I propose that we define this society with the term socialism, which for almost two centuries has summarized humankind´s aspirations for a new way of life, one with greater freedom, equality, democracy and solidarity. It is a term that – just like all the others (“liberty”, “democracy”, etc.) – has been manipulated by profoundly anti-grassroots, authoritarian interests, but which nonetheless retains its original and authentic value.

In a recent public opinion poll in Brazil, sponsored by the National Confederation of Industries (!), 55% of respondents stated that Brazil needed a socialist revolution. When asked what they understood by socialism, they answered citing certain values: “friendship”, “communion”, “sharing”, “respect”, “justice” and “solidarity”. A civilization based on solidarity is a socialist civilization.

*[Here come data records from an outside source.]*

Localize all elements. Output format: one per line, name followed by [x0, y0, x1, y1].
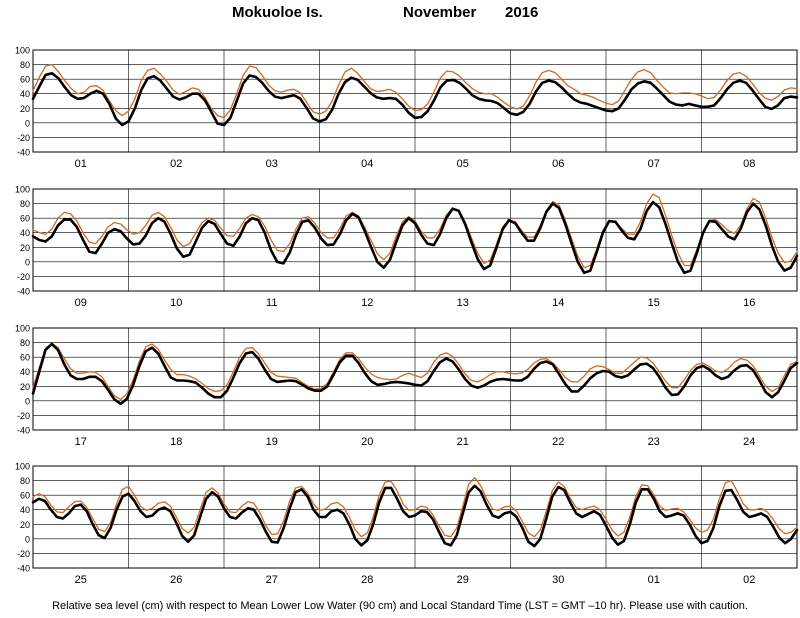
day-label: 22 [552, 436, 564, 448]
chart-caption: Relative sea level (cm) with respect to … [52, 600, 748, 612]
y-tick-label: 100 [15, 324, 30, 334]
observed-series-line [31, 342, 799, 406]
month-label: November [403, 4, 477, 21]
panel-frame [32, 49, 798, 153]
predicted-series-line [32, 63, 798, 119]
y-tick-label: 60 [20, 353, 30, 363]
y-tick-label: -40 [17, 148, 30, 158]
y-tick-label: 20 [20, 520, 30, 530]
y-tick-label: 0 [25, 396, 30, 406]
y-tick-label: -40 [17, 426, 30, 436]
y-tick-label: 80 [20, 476, 30, 486]
predicted-series-line [32, 477, 798, 538]
y-tick-label: -20 [17, 272, 30, 282]
day-label: 10 [170, 297, 182, 309]
day-label: 01 [648, 574, 660, 586]
y-tick-label: 80 [20, 199, 30, 209]
y-tick-label: 60 [20, 491, 30, 501]
observed-series-line [31, 200, 799, 275]
day-label: 18 [170, 436, 182, 448]
day-label: 17 [75, 436, 87, 448]
day-label: 16 [743, 297, 755, 309]
y-tick-label: 0 [25, 257, 30, 267]
y-tick-label: 60 [20, 214, 30, 224]
y-tick-label: 40 [20, 367, 30, 377]
day-label: 30 [552, 574, 564, 586]
day-label: 03 [266, 158, 278, 170]
y-tick-label: 40 [20, 505, 30, 515]
y-tick-label: 60 [20, 75, 30, 85]
y-tick-label: 40 [20, 228, 30, 238]
y-tick-label: 20 [20, 382, 30, 392]
y-tick-label: -40 [17, 287, 30, 297]
day-label: 01 [75, 158, 87, 170]
day-label: 26 [170, 574, 182, 586]
panel-1: -40 -20 0 20 40 60 80 100 01 02 03 04 05 06 07 08 [15, 46, 799, 170]
panel-3: -40 -20 0 20 40 60 80 100 17 18 19 20 21 22 23 24 [15, 324, 799, 448]
y-tick-label: 0 [25, 118, 30, 128]
y-tick-label: 40 [20, 89, 30, 99]
day-label: 07 [648, 158, 660, 170]
day-label: 06 [552, 158, 564, 170]
day-label: 12 [361, 297, 373, 309]
day-label: 05 [457, 158, 469, 170]
y-tick-label: 80 [20, 60, 30, 70]
panel-2: -40 -20 0 20 40 60 80 100 09 10 11 12 13 14 15 16 [15, 185, 799, 309]
day-label: 08 [743, 158, 755, 170]
chart-title: Mokuoloe Is. November 2016 [0, 4, 800, 24]
day-label: 24 [743, 436, 755, 448]
observed-series-line [31, 484, 799, 548]
predicted-series-line [32, 193, 798, 269]
day-label: 11 [266, 297, 277, 309]
y-tick-label: 20 [20, 104, 30, 114]
day-label: 27 [266, 574, 278, 586]
panel-4: -40 -20 0 20 40 60 80 100 25 26 27 28 29 30 01 02 [15, 462, 799, 586]
y-tick-label: 100 [15, 185, 30, 195]
station-name: Mokuoloe Is. [232, 4, 323, 21]
day-label: 02 [170, 158, 182, 170]
panel-frame [32, 465, 798, 569]
y-tick-label: 100 [15, 462, 30, 472]
panel-frame [32, 327, 798, 431]
day-label: 04 [361, 158, 373, 170]
day-label: 09 [75, 297, 87, 309]
day-label: 25 [75, 574, 87, 586]
day-label: 21 [457, 436, 469, 448]
day-label: 23 [648, 436, 660, 448]
y-tick-label: -20 [17, 411, 30, 421]
day-label: 28 [361, 574, 373, 586]
predicted-series-line [32, 342, 798, 401]
y-tick-label: -20 [17, 133, 30, 143]
y-tick-label: -20 [17, 549, 30, 559]
day-label: 19 [266, 436, 278, 448]
y-tick-label: -40 [17, 564, 30, 574]
day-label: 14 [552, 297, 564, 309]
y-tick-label: 100 [15, 46, 30, 56]
y-tick-label: 20 [20, 243, 30, 253]
day-label: 13 [457, 297, 469, 309]
observed-series-line [31, 72, 799, 127]
y-tick-label: 0 [25, 534, 30, 544]
day-label: 29 [457, 574, 469, 586]
day-label: 20 [361, 436, 373, 448]
year-label: 2016 [505, 4, 539, 21]
day-label: 15 [648, 297, 660, 309]
y-tick-label: 80 [20, 338, 30, 348]
day-label: 02 [743, 574, 755, 586]
panel-frame [32, 188, 798, 292]
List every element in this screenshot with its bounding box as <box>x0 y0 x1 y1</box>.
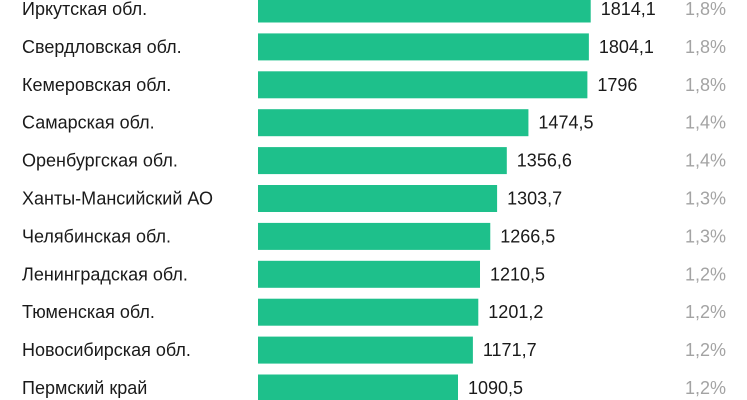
value-label: 1796 <box>597 75 637 95</box>
chart-row: Новосибирская обл. 1171,7 1,2% <box>22 336 726 364</box>
value-label: 1210,5 <box>490 264 545 284</box>
chart-row: Пермский край 1090,5 1,2% <box>22 374 726 400</box>
chart-row: Тюменская обл. 1201,2 1,2% <box>22 298 726 326</box>
value-label: 1266,5 <box>500 226 555 246</box>
category-label: Ленинградская обл. <box>22 264 188 284</box>
bar <box>258 298 479 326</box>
bar <box>258 0 591 23</box>
category-label: Новосибирская обл. <box>22 340 191 360</box>
chart-row: Свердловская обл. 1804,1 1,8% <box>22 33 726 61</box>
bar <box>258 109 529 137</box>
value-label: 1474,5 <box>538 113 593 133</box>
bar <box>258 185 498 212</box>
category-label: Самарская обл. <box>22 113 155 133</box>
category-label: Оренбургская обл. <box>22 151 178 171</box>
chart-row: Оренбургская обл. 1356,6 1,4% <box>22 147 726 175</box>
category-label: Иркутская обл. <box>22 0 147 19</box>
share-label: 1,8% <box>685 37 726 57</box>
category-label: Челябинская обл. <box>22 226 171 246</box>
category-label: Кемеровская обл. <box>22 75 171 95</box>
category-label: Свердловская обл. <box>22 37 182 57</box>
category-label: Тюменская обл. <box>22 302 155 322</box>
share-label: 1,2% <box>685 264 726 284</box>
share-label: 1,2% <box>685 378 726 398</box>
share-label: 1,3% <box>685 226 726 246</box>
chart-rows: Иркутская обл. 1814,1 1,8%Свердловская обл… <box>22 0 726 400</box>
value-label: 1804,1 <box>599 37 654 57</box>
chart-row: Самарская обл. 1474,5 1,4% <box>22 109 726 137</box>
chart-row: Иркутская обл. 1814,1 1,8% <box>22 0 726 23</box>
bar <box>258 260 481 288</box>
share-label: 1,4% <box>685 113 726 133</box>
share-label: 1,8% <box>685 0 726 19</box>
bar <box>258 374 458 400</box>
value-label: 1814,1 <box>601 0 656 19</box>
bar <box>258 336 473 364</box>
share-label: 1,2% <box>685 302 726 322</box>
category-label: Ханты-Мансийский АО <box>22 189 213 209</box>
value-label: 1090,5 <box>468 378 523 398</box>
share-label: 1,2% <box>685 340 726 360</box>
bar <box>258 147 507 175</box>
bar <box>258 222 491 250</box>
value-label: 1356,6 <box>517 151 572 171</box>
value-label: 1171,7 <box>483 340 537 360</box>
chart-row: Ханты-Мансийский АО 1303,7 1,3% <box>22 185 726 212</box>
bar <box>258 71 588 99</box>
bar <box>258 33 589 61</box>
chart-row: Ленинградская обл. 1210,5 1,2% <box>22 260 726 288</box>
value-label: 1303,7 <box>507 189 562 209</box>
share-label: 1,8% <box>685 75 726 95</box>
chart-row: Челябинская обл. 1266,5 1,3% <box>22 222 726 250</box>
share-label: 1,4% <box>685 151 726 171</box>
share-label: 1,3% <box>685 189 726 209</box>
category-label: Пермский край <box>22 378 147 398</box>
value-label: 1201,2 <box>488 302 543 322</box>
chart-row: Кемеровская обл. 1796 1,8% <box>22 71 726 99</box>
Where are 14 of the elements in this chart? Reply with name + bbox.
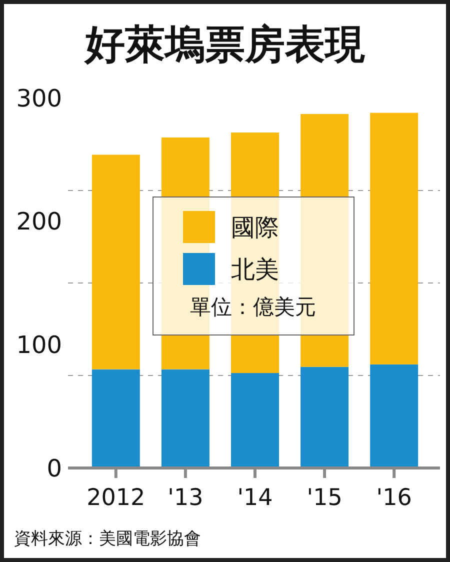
y-tick-label: 200 bbox=[16, 208, 62, 236]
chart-title: 好萊塢票房表現 bbox=[83, 22, 365, 68]
x-tick-label: 2012 bbox=[86, 485, 146, 511]
x-tick-label: '14 bbox=[237, 485, 273, 511]
y-tick-label: 0 bbox=[46, 454, 62, 482]
y-tick-label: 300 bbox=[16, 84, 62, 112]
x-tick-label: '13 bbox=[168, 485, 204, 511]
source-note: 資料來源：美國電影協會 bbox=[14, 529, 201, 549]
legend-label: 國際 bbox=[231, 213, 279, 242]
y-tick-label: 100 bbox=[16, 331, 62, 360]
annotation: 單位：億美元 bbox=[190, 295, 316, 319]
x-tick-label: '15 bbox=[306, 485, 342, 511]
x-tick-label: '16 bbox=[376, 485, 412, 511]
legend-label: 北美 bbox=[231, 255, 279, 284]
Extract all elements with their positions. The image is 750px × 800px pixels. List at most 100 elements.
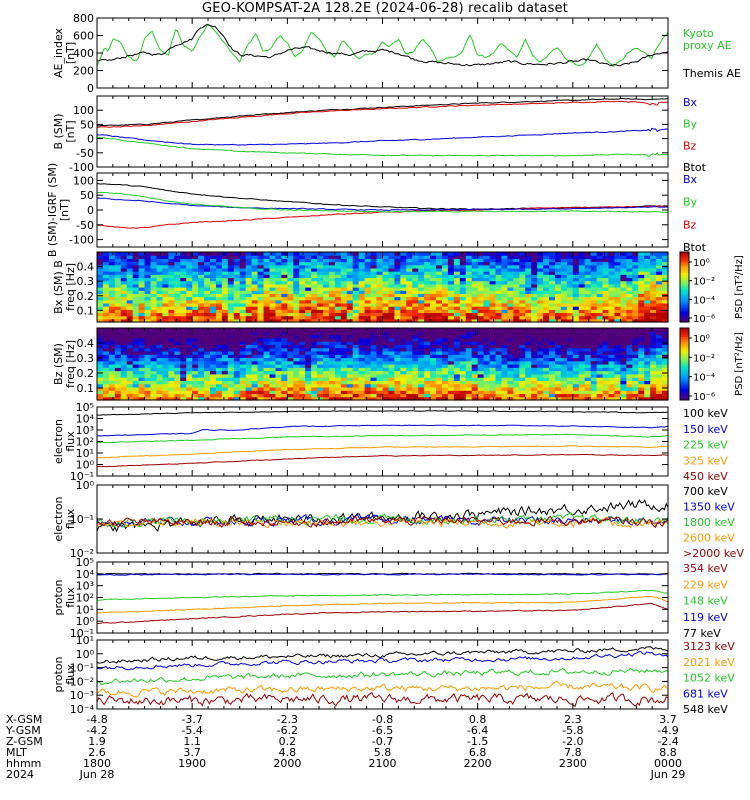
spectrogram-cell	[513, 280, 520, 285]
spectrogram-cell	[560, 344, 568, 349]
spectrogram-cell	[257, 386, 265, 391]
spectrogram-cell	[406, 373, 413, 378]
spectrogram-cell	[418, 293, 425, 298]
spectrogram-cell	[311, 283, 318, 288]
spectrogram-cell	[328, 334, 336, 339]
spectrogram-cell	[102, 290, 110, 294]
spectrogram-cell	[311, 255, 318, 259]
spectrogram-cell	[323, 264, 330, 269]
spectrogram-cell	[489, 267, 497, 272]
spectrogram-cell	[459, 261, 467, 266]
spectrogram-cell	[328, 367, 336, 372]
spectrogram-cell	[221, 328, 229, 332]
spectrogram-cell	[644, 337, 651, 342]
spectrogram-cell	[543, 386, 550, 391]
spectrogram-cell	[210, 386, 217, 391]
spectrogram-cell	[626, 306, 633, 310]
spectrogram-cell	[334, 370, 342, 375]
spectrogram-cell	[358, 309, 366, 314]
spectrogram-cell	[287, 357, 294, 362]
panel-frame	[96, 17, 669, 89]
spectrogram-cell	[299, 354, 306, 359]
spectrogram-cell	[227, 337, 235, 342]
spectrogram-cell	[233, 377, 241, 381]
colorbar-swatch	[680, 328, 689, 331]
spectrogram-cell	[120, 370, 128, 375]
spectrogram-cell	[632, 357, 639, 362]
series-line-150-kev	[96, 424, 669, 437]
spectrogram-cell	[269, 267, 277, 272]
spectrogram-cell	[620, 315, 627, 320]
spectrogram-cell	[584, 293, 592, 298]
spectrogram-cell	[638, 360, 645, 365]
spectrogram-cell	[168, 274, 175, 279]
spectrogram-cell	[424, 306, 431, 310]
spectrogram-cell	[364, 390, 372, 395]
spectrogram-cell	[97, 334, 104, 339]
spectrogram-cell	[644, 393, 651, 398]
spectrogram-cell	[293, 261, 300, 266]
spectrogram-cell	[626, 386, 633, 391]
spectrogram-cell	[174, 252, 181, 256]
spectrogram-cell	[186, 296, 193, 301]
spectrogram-cell	[513, 337, 520, 342]
spectrogram-cell	[471, 252, 479, 256]
spectrogram-cell	[578, 341, 586, 345]
spectrogram-cell	[215, 360, 223, 365]
spectrogram-cell	[263, 393, 271, 398]
spectrogram-cell	[358, 390, 366, 395]
spectrogram-cell	[424, 312, 431, 317]
spectrogram-cell	[584, 370, 592, 375]
spectrogram-cell	[447, 360, 455, 365]
spectrogram-cell	[584, 264, 592, 269]
spectrogram-cell	[132, 258, 140, 263]
spectrogram-cell	[477, 312, 485, 317]
spectrogram-cell	[311, 258, 318, 263]
spectrogram-cell	[596, 383, 604, 388]
spectrogram-cell	[132, 287, 140, 291]
spectrogram-cell	[132, 280, 140, 285]
spectrogram-cell	[227, 328, 235, 332]
spectrogram-cell	[400, 267, 407, 272]
spectrogram-cell	[126, 377, 134, 381]
spectrogram-cell	[471, 383, 479, 388]
colorbar-swatch	[680, 365, 689, 369]
spectrogram-cell	[418, 337, 425, 342]
spectrogram-cell	[596, 390, 604, 395]
spectrogram-cell	[459, 274, 467, 279]
spectrogram-cell	[483, 390, 491, 395]
spectrogram-cell	[168, 293, 175, 298]
spectrogram-cell	[311, 252, 318, 256]
spectrogram-cell	[531, 287, 538, 291]
spectrogram-cell	[305, 350, 312, 355]
legend-entry: Bz	[683, 139, 697, 152]
spectrogram-cell	[370, 302, 378, 307]
spectrogram-cell	[519, 318, 526, 323]
spectrogram-cell	[501, 318, 509, 323]
spectrogram-cell	[495, 380, 503, 385]
spectrogram-cell	[495, 350, 503, 355]
spectrogram-cell	[388, 357, 395, 362]
spectrogram-cell	[644, 318, 651, 323]
spectrogram-cell	[269, 373, 277, 378]
spectrogram-cell	[114, 258, 122, 263]
spectrogram-cell	[620, 341, 627, 345]
spectrogram-cell	[483, 328, 491, 332]
spectrogram-cell	[156, 271, 164, 275]
spectrogram-cell	[430, 264, 437, 269]
spectrogram-cell	[192, 337, 199, 342]
spectrogram-cell	[382, 267, 390, 272]
legend-entry: 700 keV	[683, 485, 728, 498]
spectrogram-cell	[174, 261, 181, 266]
spectrogram-cell	[358, 380, 366, 385]
spectrogram-cell	[215, 380, 223, 385]
spectrogram-cell	[549, 377, 556, 381]
spectrogram-cell	[382, 331, 390, 336]
spectrogram-cell	[537, 293, 544, 298]
spectrogram-cell	[602, 283, 610, 288]
spectrogram-cell	[554, 377, 562, 381]
spectrogram-cell	[650, 347, 657, 352]
spectrogram-cell	[150, 370, 158, 375]
spectrogram-cell	[126, 386, 134, 391]
spectrogram-cell	[108, 267, 116, 272]
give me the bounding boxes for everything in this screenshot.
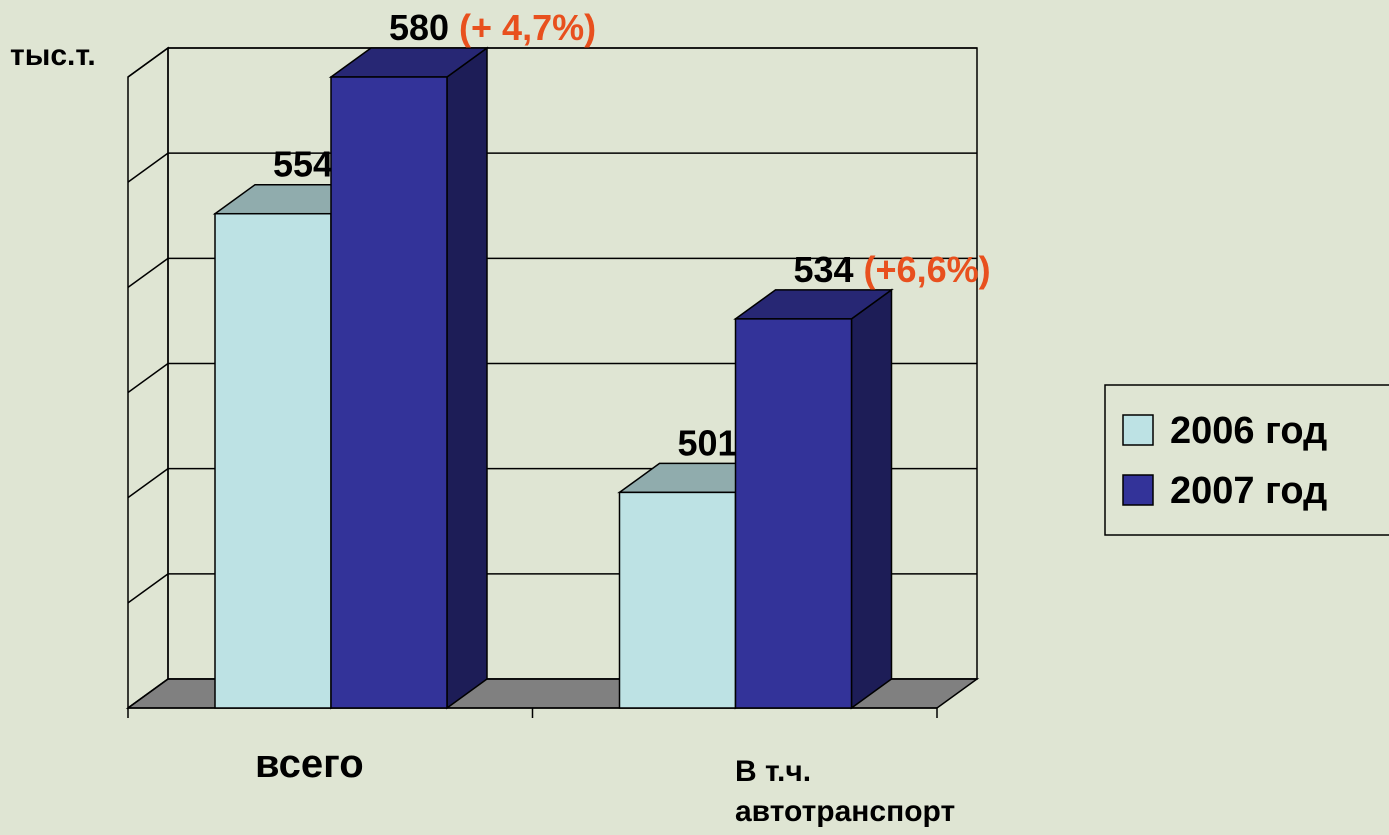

In conclusion: another world is possible, if based on other values radically antagonistic to those that dominate the world today. We cannot forget, however, that the future begins now: these values are already prefigured in the initiatives that guide our movement today. They inspire the campaign against Third World debt and the resistance to WTO projects, the fight against genetically modified products and the proposals to tax financial speculation. They are present in social struggles, grassroots initiatives, experiences of solidarity, cooperation and participatory democracy – from the ecological struggle of peasants in India, to the participatory budget of Rio Grande do Sul; from the struggles for the right to form trade unions in South Korea, to the strikes in defense of public services in France; from the Zapatista villages of Chiapas, to the camps of the MST.

The future begins here and now, in these seeds of a new civilization, which we are planting through our struggle, and with our efforts to build new men and women from the subjective and ethical values that we have embraced in our lives as militants.

 

End

English text by volunteer translator, Robert Finnegan with revisions by Thomas Ponniah

_[1] Karl Marx, Misère de la philosophie, Paris, Ed. Sociales, 1947, p.33.

_[2] Expression by Marx in the Communist Manifesto.

_[3] Ernst Bloch, Droit Naturel et Dignité Humaine, Paris, Payot, 1976, pp.177-179.